Economists Julian Betts and Emily Tang reviewed 40 high-quality studies of charter school achievement and analyzed the results. They found modest gains despite variation among charter schools. For example, the largest average effect, for math achievement in middle schools, suggests that on average a charter school attendee would gain about two percentile points per year relative to his or her counterparts in traditional public schools.
The authors found no substantial difference on average in math or reading achievement between traditional and charter high schools or in reading achievement at the middle school level.
The researchers found that charter school effects vary dramatically across regions and grades. For instance, while overall the effect of charter schools at the middle school level is small and insignificantly different from zero, one recent study of Boston schools found very large and positive effects.
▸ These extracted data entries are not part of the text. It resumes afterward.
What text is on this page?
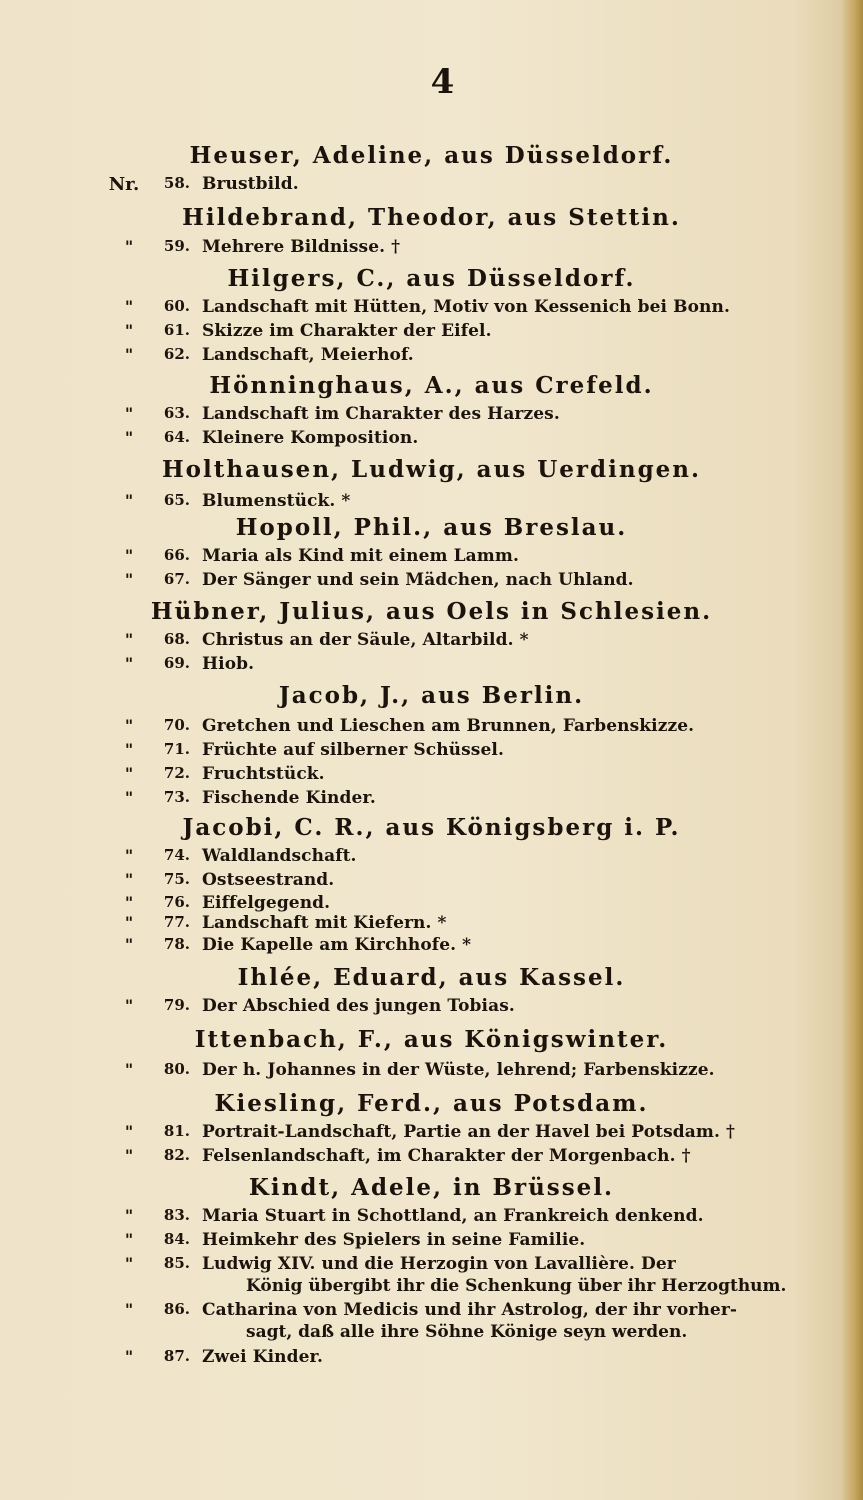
4
Heuser, Adeline, aus Düsseldorf.
Nr.	58. Brustbild.
Hildebrand, Theodor, aus Stettin.
"	59. Mehrere Bildnisse. †
Hilgers, C., aus Düsseldorf.
"	60. Landschaft mit Hütten, Motiv von Kessenich bei Bonn.
"	61. Skizze im Charakter der Eifel.
"	62. Landschaft, Meierhof.
Hönninghaus, A., aus Crefeld.
"	63. Landschaft im Charakter des Harzes.
"	64. Kleinere Komposition.
Holthausen, Ludwig, aus Uerdingen.
"	65. Blumenstück. *
Hopoll, Phil., aus Breslau.
"	66. Maria als Kind mit einem Lamm.
"	67. Der Sänger und sein Mädchen, nach Uhland.
Hübner, Julius, aus Oels in Schlesien.
"	68. Christus an der Säule, Altarbild. *
"	69. Hiob.
Jacob, J., aus Berlin.
"	70. Gretchen und Lieschen am Brunnen, Farbenskizze.
"	71. Früchte auf silberner Schüssel.
"	72. Fruchtstück.
"	73. Fischende Kinder.
Jacobi, C. R., aus Königsberg i. P.
"	74. Waldlandschaft.
"	75. Ostseestrand.
"	76. Eiffelgegend.
"	77. Landschaft mit Kiefern. *
"	78. Die Kapelle am Kirchhofe. *
Ihlée, Eduard, aus Kassel.
"	79. Der Abschied des jungen Tobias.
Ittenbach, F., aus Königswinter.
"	80. Der h. Johannes in der Wüste, lehrend; Farbenskizze.
Kiesling, Ferd., aus Potsdam.
"	81. Portrait-Landschaft, Partie an der Havel bei Potsdam. †
"	82. Felsenlandschaft, im Charakter der Morgenbach. †
Kindt, Adele, in Brüssel.
"	83. Maria Stuart in Schottland, an Frankreich denkend.
"	84. Heimkehr des Spielers in seine Familie.
"	85. Ludwig XIV. und die Herzogin von Lavallière. Der
König übergibt ihr die Schenkung über ihr Herzogthum.
"	86. Catharina von Medicis und ihr Astrolog, der ihr vorher-
sagt, daß alle ihre Söhne Könige seyn werden.
"	87. Zwei Kinder.
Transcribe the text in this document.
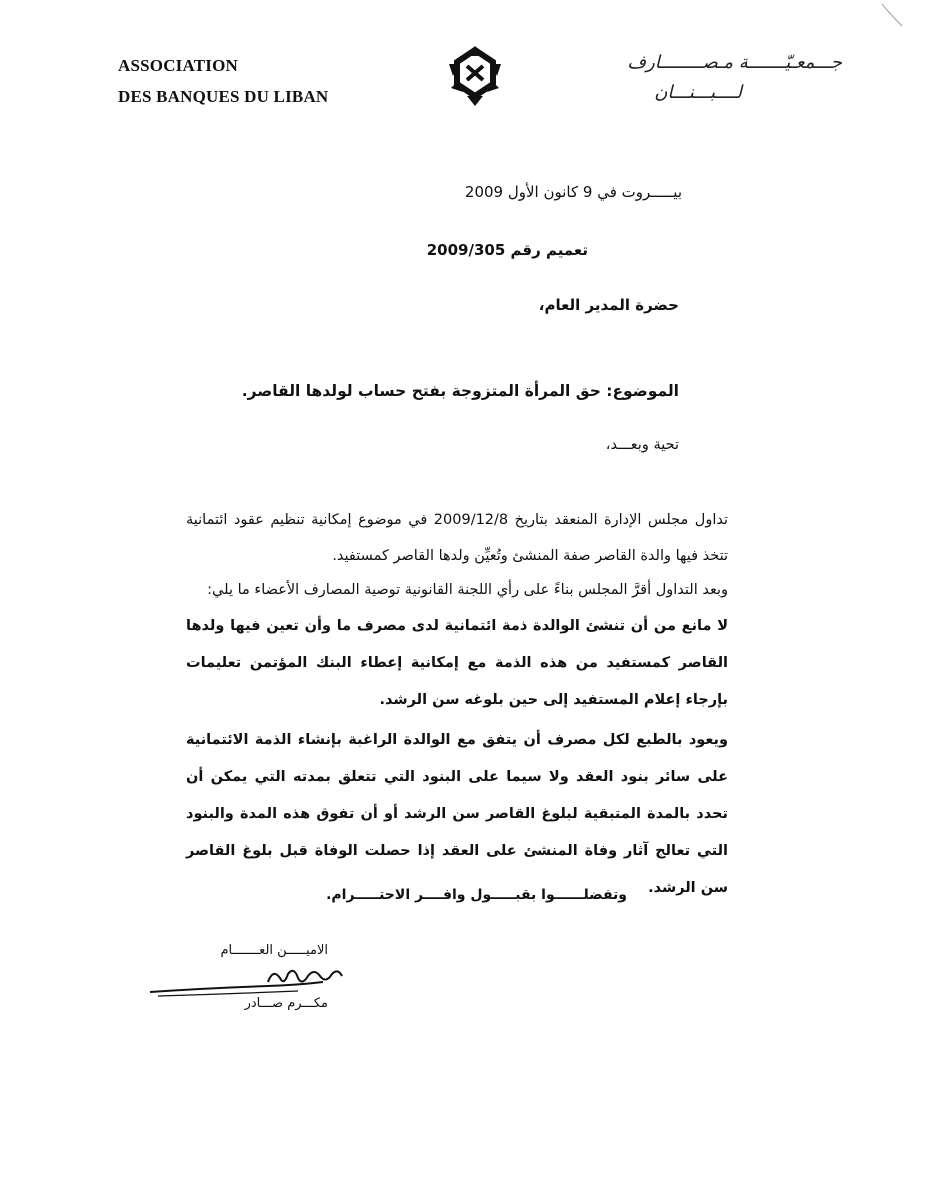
ASSOCIATION
DES BANQUES DU LIBAN
جـــمعـيّـــــــة مـصــــــــارف
لــــبـــنـــان
بيـــــروت في 9 كانون الأول 2009
تعميم رقم 2009/305
حضرة المدير العام،
الموضوع: حق المرأة المتزوجة بفتح حساب لولدها القاصر.
تحية وبعـــد،

تداول مجلس الإدارة المنعقد بتاريخ 2009/12/8 في موضوع إمكانية تنظيم عقود ائتمانية تتخذ فيها والدة القاصر صفة المنشئ وتُعيِّن ولدها القاصر كمستفيد.

وبعد التداول أقرَّ المجلس بناءً على رأي اللجنة القانونية توصية المصارف الأعضاء ما يلي:

لا مانع من أن تنشئ الوالدة ذمة ائتمانية لدى مصرف ما وأن تعين فيها ولدها القاصر كمستفيد من هذه الذمة مع إمكانية إعطاء البنك المؤتمن تعليمات بإرجاء إعلام المستفيد إلى حين بلوغه سن الرشد.

ويعود بالطبع لكل مصرف أن يتفق مع الوالدة الراغبة بإنشاء الذمة الائتمانية على سائر بنود العقد ولا سيما على البنود التي تتعلق بمدته التي يمكن أن تحدد بالمدة المتبقية لبلوغ القاصر سن الرشد أو أن تفوق هذه المدة والبنود التي تعالج آثار وفاة المنشئ على العقد إذا حصلت الوفاة قبل بلوغ القاصر سن الرشد.

وتفضلــــــوا بقبـــــول وافــــر الاحتـــــرام.
الاميـــــن العـــــــام
مكـــرم صـــادر
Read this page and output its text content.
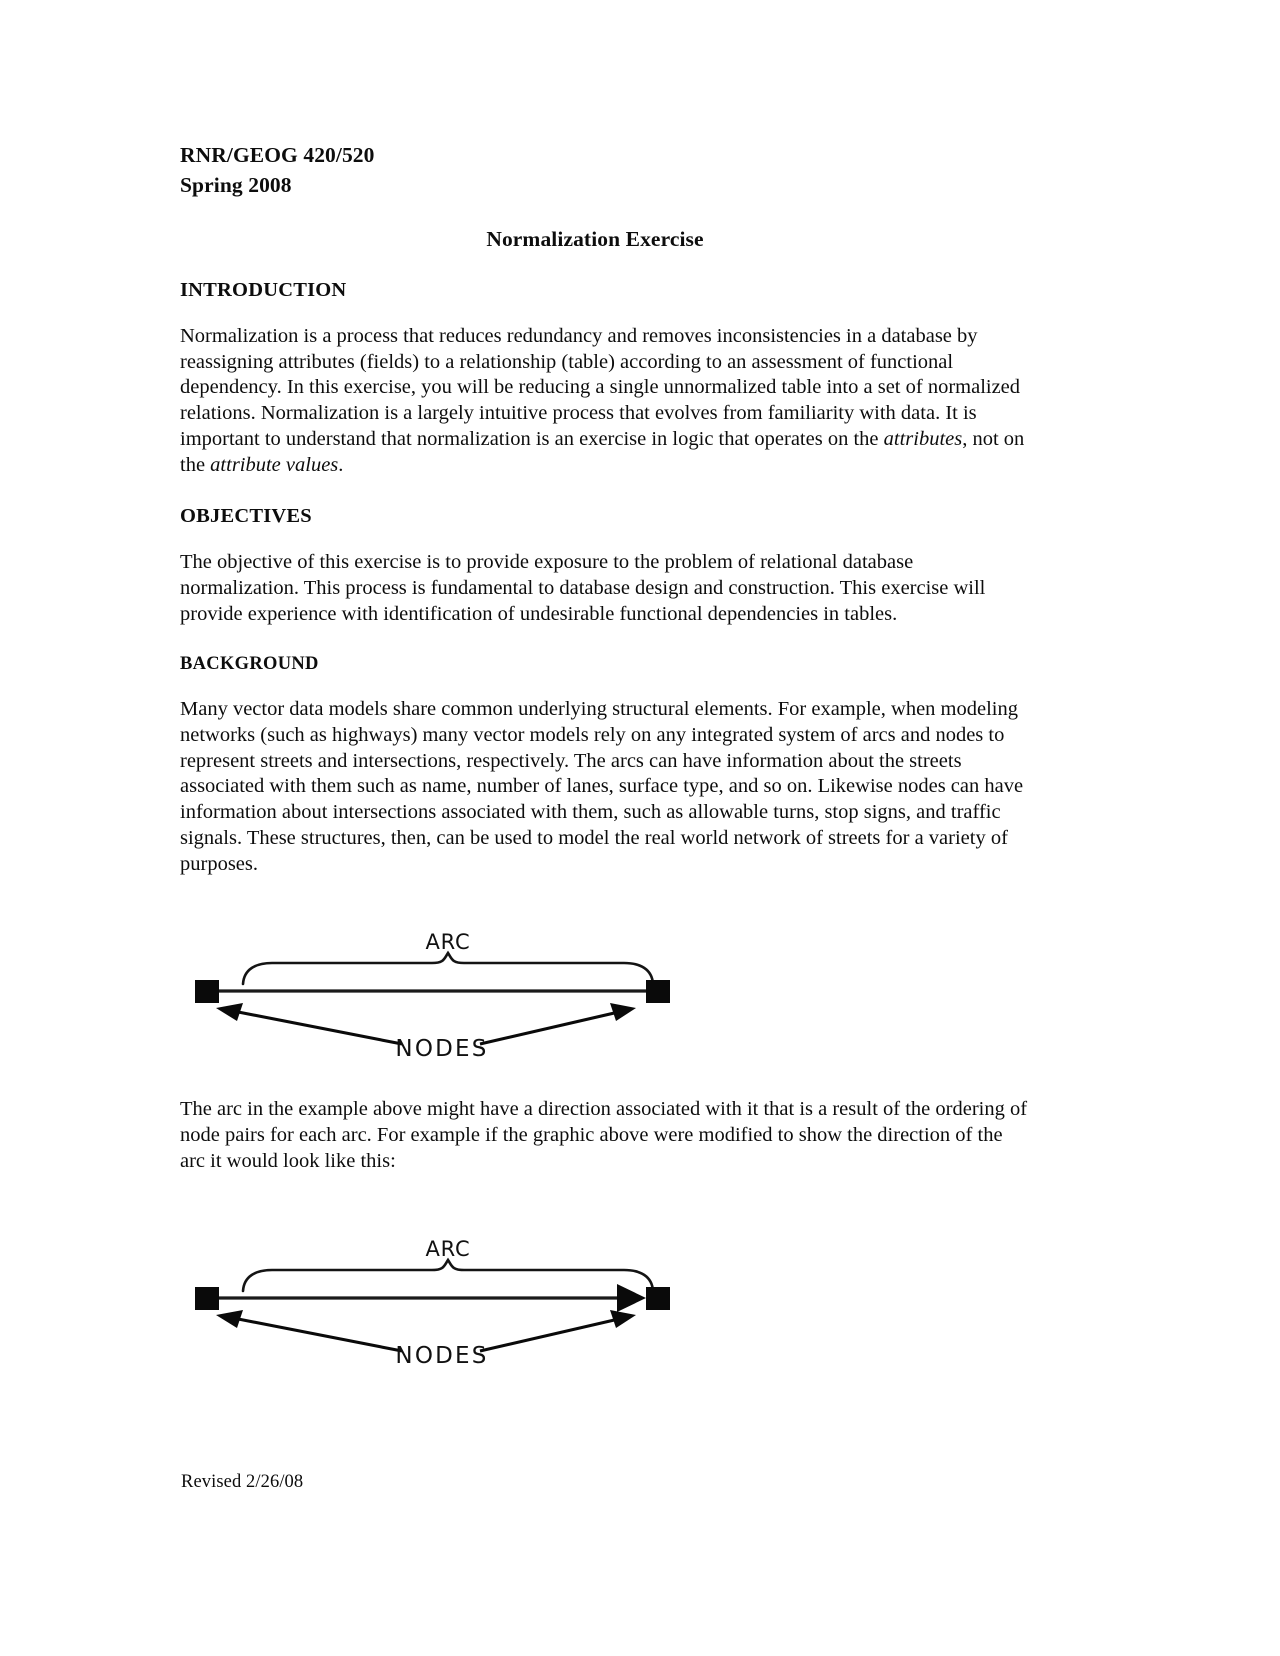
RNR/GEOG 420/520
Spring 2008
Normalization Exercise
INTRODUCTION

Normalization is a process that reduces redundancy and removes inconsistencies in a database by reassigning attributes (fields) to a relationship (table) according to an assessment of functional dependency. In this exercise, you will be reducing a single unnormalized table into a set of normalized relations. Normalization is a largely intuitive process that evolves from familiarity with data. It is important to understand that normalization is an exercise in logic that operates on the attributes, not on the attribute values.

OBJECTIVES

The objective of this exercise is to provide exposure to the problem of relational database normalization. This process is fundamental to database design and construction. This exercise will provide experience with identification of undesirable functional dependencies in tables.

BACKGROUND

Many vector data models share common underlying structural elements. For example, when modeling networks (such as highways) many vector models rely on any integrated system of arcs and nodes to represent streets and intersections, respectively. The arcs can have information about the streets associated with them such as name, number of lanes, surface type, and so on. Likewise nodes can have information about intersections associated with them, such as allowable turns, stop signs, and traffic signals. These structures, then, can be used to model the real world network of streets for a variety of purposes.

ARC
NODES

The arc in the example above might have a direction associated with it that is a result of the ordering of node pairs for each arc. For example if the graphic above were modified to show the direction of the arc it would look like this:

ARC
NODES
Revised 2/26/08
The analysis also suggests that urban charters perform better than suburban or rural charters, especially at the middle and high school levels.
In their report, The Effect of Charter Schools on Student Achievement: A Meta-Analysis of the Literature, Betts and Tang provide a fresh overview of the currently available research, focusing on only those studies using high-quality approaches that are more likely to yield valid results. They state that, “Examining all of these results as separate parts of a whole, charter schools look to be serving students well, at least in elementary and middle schools, and probably better in math than in reading. There appears to generally be more variation in the results for math than in reading.”
Robin Lake, the center’s associate director, who commissioned the report, said that, “opponents and proponents are tempted to point to one or two studies that confirm their point of view. The advantage of the meta-analysis is that it looks at the entire body of rigorous research and discerns what it is saying overall. There are indeed individual studies that show charters have quality issues that need to be addressed, but on the whole, charter schools generally seem to perform well.”
As in their 2008 literature review (also published by the center), Betts and Tang note the wide disparity in the quality, and therefore the validity, of studies of charter schools. This can be a problem for journalists and others who want to know whether a given study is scientifically valid, or whether findings from one study can be generalized to charter schools overall. To address this, the center has published Making Sense of Charter School Studies: A Guide for Reporters; the guide is available at www.crpe.org, as is the new report and a short summary brief.